In addition to Splunk-specific environment variables, the following [OpenTelemetry environment
variables](https://github.com/open-telemetry/opentelemetry specification/blob/f228a83e652e5cd3ba96b9f780b704ee7a7daa4c/specification/sdk-environment-variables.md) are required.

  • OTEL_SERVICE_NAME
    • Users MUST define a name for the service they are instrumenting. The service name can either be defined using the OTEL_SERVICE_NAME or OTEL_RESOURCE_ATTRIBUTES environment variable, or directly in their code. If the user fails to define a service name the distribution MUST log a warning. The warning message MUST clearly describe how to set the service name or link to relevant documentation. E.g.

      The service.name resource attribute is not set. Your service is unnamed and will be difficult to identify.
      Set your service name using the OTEL_SERVICE_NAME or OTEL_RESOURCE_ATTRIBUTES environment variable.
      E.g. `OTEL_SERVICE_NAME="<YOUR_SERVICE_NAME_HERE>"`

https://github.com/signalfx/splunk-otel-js/blob/main/src/start.ts#L107

  • OTEL_PROPAGATORS
    • Distribution MUST default to "tracecontext,baggage"
    • Distribution MUST support and document how to switch to b3multi

https://github.com/signalfx/splunk-otel-js/blob/main/src/tracing/options.ts#L282

  • Span Collection Limits
    • Distribution MUST default to 1000 for OTEL_SPAN_LINK_COUNT_LIMIT (not OpenTelemetry default)
    • Distribution MUST default to 12000 for OTEL_ATTRIBUTE_VALUE_LENGTH_LIMIT (not OpenTelemetry default)
    • Distribution MUST default to unlimited for all others (not OpenTelemetry default)

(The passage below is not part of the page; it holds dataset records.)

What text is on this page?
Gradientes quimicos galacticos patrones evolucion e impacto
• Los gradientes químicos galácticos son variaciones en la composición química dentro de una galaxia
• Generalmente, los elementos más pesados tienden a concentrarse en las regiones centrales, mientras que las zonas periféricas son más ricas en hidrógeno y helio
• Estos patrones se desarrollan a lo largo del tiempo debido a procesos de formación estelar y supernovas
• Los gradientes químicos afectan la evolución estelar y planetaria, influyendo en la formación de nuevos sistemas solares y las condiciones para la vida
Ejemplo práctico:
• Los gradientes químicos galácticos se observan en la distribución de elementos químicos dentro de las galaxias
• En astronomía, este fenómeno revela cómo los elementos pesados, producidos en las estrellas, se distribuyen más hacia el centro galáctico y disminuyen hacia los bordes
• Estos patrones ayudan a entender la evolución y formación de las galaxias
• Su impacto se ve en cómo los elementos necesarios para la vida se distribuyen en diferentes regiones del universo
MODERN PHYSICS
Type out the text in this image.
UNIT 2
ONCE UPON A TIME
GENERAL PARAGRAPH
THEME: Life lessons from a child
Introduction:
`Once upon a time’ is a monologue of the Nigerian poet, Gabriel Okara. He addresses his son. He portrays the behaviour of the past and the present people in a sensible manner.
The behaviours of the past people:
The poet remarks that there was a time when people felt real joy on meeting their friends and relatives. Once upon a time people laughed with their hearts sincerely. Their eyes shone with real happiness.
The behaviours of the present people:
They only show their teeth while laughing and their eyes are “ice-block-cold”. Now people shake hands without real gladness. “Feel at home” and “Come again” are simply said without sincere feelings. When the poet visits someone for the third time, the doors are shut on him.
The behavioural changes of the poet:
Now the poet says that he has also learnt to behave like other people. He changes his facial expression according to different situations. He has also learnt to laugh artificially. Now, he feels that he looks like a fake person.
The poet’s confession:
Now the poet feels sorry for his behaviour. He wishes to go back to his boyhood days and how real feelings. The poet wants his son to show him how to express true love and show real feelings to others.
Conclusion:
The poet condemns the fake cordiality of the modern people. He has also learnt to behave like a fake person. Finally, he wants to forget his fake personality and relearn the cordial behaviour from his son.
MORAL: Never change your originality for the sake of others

https://github.com/signalfx/splunk-otel-js/blob/main/src/tracing/options.ts#L53

  • OTEL_TRACES_EXPORTER
    • Non-RUM distribution MUST default to otlp using grpc or http/protobuf transport protocol.

    • Non-RUM distribution MAY offer jaeger-thrift-splunk that defaults to http://127.0.0.1:9080/v1/trace.
      NOTE: jaeger-thrift-splunk is deprecated. If the user selects jaeger-thrift-splunk, distributions MUST log a deprecation warning and suggest an alternate method. For example:

      jaeger-thrift-splunk trace exporter is deprecated and may be removed in a future major release. Use the default 
      OTLP exporter instead, or set the SPLUNK_REALM and SPLUNK_ACCESS_TOKEN environment variables to send 
      telemetry directly to Splunk Observability Cloud.

https://github.com/signalfx/splunk-otel-js/blob/main/src/tracing/options.ts#L215

In addition to environment variables, other ways of defining configuration also exist:

  • Java System Properties: These properties MUST match the environment variables converting to lower case and replacing underscores with hyphens or periods. For example: system property splunk.trace-response-header.enabled is equivalent to environment variable SPLUNK_TRACE_RESPONSE_HEADER_ENABLED.

✅ not applicable

@pellared
Copy link
Contributor Author

pellared commented Nov 22, 2024

❌ We have a few env vars that are JS specific and would pollute the GDI spec (e.g. SPLUNK_NEXTJS_FIX_ENABLED)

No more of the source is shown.